In un primo momento, ha spiegato poi, «la mia reazione è stata semplicemente un’alzata di spalle. Poi però ha prevalso l’idea di cogliere l’occasione per un piccolo gesto educativo nei confronti del presunto autore. A me non importa chi sia stato. Mi piacerebbe che fra qualche tempo l’autore, ripassando davanti a quel muro, possa ravvedersi e vergognarsi di aver pensato che quell’epiteto fosse un’offesa».

Ed è l’esperienza quotidiana a scuola a fargli affermare che «il bullismo omofobo e non solo - ha proseguito - è una vera piaga che colpisce gli adolescenti che vivono periodi di fragilità».
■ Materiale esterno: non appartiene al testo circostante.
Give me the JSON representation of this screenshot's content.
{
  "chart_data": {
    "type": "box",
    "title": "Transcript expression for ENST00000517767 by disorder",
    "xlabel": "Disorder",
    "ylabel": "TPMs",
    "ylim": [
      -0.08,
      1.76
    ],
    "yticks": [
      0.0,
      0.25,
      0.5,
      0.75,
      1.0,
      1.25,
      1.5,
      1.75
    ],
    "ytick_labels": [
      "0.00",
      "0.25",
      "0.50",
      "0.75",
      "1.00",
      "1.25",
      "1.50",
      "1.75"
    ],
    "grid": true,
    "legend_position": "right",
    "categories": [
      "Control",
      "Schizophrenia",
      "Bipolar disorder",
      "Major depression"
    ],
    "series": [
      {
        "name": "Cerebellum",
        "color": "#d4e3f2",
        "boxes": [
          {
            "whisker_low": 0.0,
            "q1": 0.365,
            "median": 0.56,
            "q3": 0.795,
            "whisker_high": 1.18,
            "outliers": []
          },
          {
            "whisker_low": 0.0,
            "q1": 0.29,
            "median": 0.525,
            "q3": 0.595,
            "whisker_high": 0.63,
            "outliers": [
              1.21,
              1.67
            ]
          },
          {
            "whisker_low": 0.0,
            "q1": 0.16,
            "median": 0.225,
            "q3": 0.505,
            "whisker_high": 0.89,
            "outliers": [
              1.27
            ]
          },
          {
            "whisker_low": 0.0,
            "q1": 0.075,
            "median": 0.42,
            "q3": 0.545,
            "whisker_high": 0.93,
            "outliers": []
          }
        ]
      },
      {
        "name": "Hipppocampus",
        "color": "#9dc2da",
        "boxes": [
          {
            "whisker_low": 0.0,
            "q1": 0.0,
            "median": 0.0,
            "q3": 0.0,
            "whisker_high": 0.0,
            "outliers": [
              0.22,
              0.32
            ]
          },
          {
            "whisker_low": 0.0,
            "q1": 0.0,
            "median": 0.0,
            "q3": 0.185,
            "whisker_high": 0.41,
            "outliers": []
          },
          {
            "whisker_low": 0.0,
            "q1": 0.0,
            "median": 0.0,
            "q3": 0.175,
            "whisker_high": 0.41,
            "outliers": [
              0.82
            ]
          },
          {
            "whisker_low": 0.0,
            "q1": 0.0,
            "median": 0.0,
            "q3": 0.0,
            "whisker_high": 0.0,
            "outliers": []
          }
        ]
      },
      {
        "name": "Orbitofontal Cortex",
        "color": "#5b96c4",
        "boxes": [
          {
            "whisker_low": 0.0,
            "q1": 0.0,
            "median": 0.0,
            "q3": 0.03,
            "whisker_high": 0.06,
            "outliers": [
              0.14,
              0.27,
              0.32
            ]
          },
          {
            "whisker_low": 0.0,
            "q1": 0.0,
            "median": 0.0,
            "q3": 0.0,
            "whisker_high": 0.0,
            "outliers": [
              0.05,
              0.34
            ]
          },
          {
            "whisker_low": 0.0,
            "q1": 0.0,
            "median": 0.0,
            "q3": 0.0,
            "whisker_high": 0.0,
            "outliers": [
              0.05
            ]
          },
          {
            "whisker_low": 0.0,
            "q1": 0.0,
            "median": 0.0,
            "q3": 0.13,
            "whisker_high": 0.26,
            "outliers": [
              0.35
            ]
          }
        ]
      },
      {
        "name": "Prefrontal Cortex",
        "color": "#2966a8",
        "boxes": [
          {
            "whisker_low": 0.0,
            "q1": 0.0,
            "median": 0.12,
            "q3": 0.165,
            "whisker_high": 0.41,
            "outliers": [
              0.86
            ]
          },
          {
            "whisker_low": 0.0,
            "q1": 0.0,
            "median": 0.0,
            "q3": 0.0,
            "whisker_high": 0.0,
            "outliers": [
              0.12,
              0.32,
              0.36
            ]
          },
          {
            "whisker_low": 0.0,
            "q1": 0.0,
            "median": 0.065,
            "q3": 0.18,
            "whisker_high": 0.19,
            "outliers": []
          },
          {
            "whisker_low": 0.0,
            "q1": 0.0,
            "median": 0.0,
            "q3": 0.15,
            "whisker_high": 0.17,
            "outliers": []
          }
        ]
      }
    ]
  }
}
A fine giornata l’autore non si è presentato. «Quello - dice al telefono - era l’obiettivo massimo, difficile da raggiungere in così poco tempo». Ma nel corso della domenica Dradi è stato sommerso di messaggi per l’iniziativa: «Tutti positivi e mi sono arrivati anche da parte di studenti e ex studenti. Ho smesso di guardare Facebook perchè avevo troppi commenti e richieste di amicizia».

Tra chi ha voluto complimentarsi con lui, Ciro Di Maio, presidente Arcigay Ravenna: «Il gesto del preside - ha scritto - è molto importante e significativo in quanto si tratta non solo una lezione per chi ha deciso di vandalizzare un bene pubblico con quella scritta, ma perchè in questo modo si fa anche scudo umano e si mette dalla parte delle persone ferite dall’uso improprio ed offensivo della parola gay, della parola lesbica e di tutte le altre parole e declinazioni offensive che gli si può dare». La modalità di Dradi è «un eccellente esempio dal punto di vista dell’educazione in quanto l’educazione non si può fare solamente sui libri con la conoscenza astratta e teorica, ma anche con il buon esempio e con l’applicazione pratica dei principi di solidarietà e rispetto, alla base del funzionamento del sistema scuola».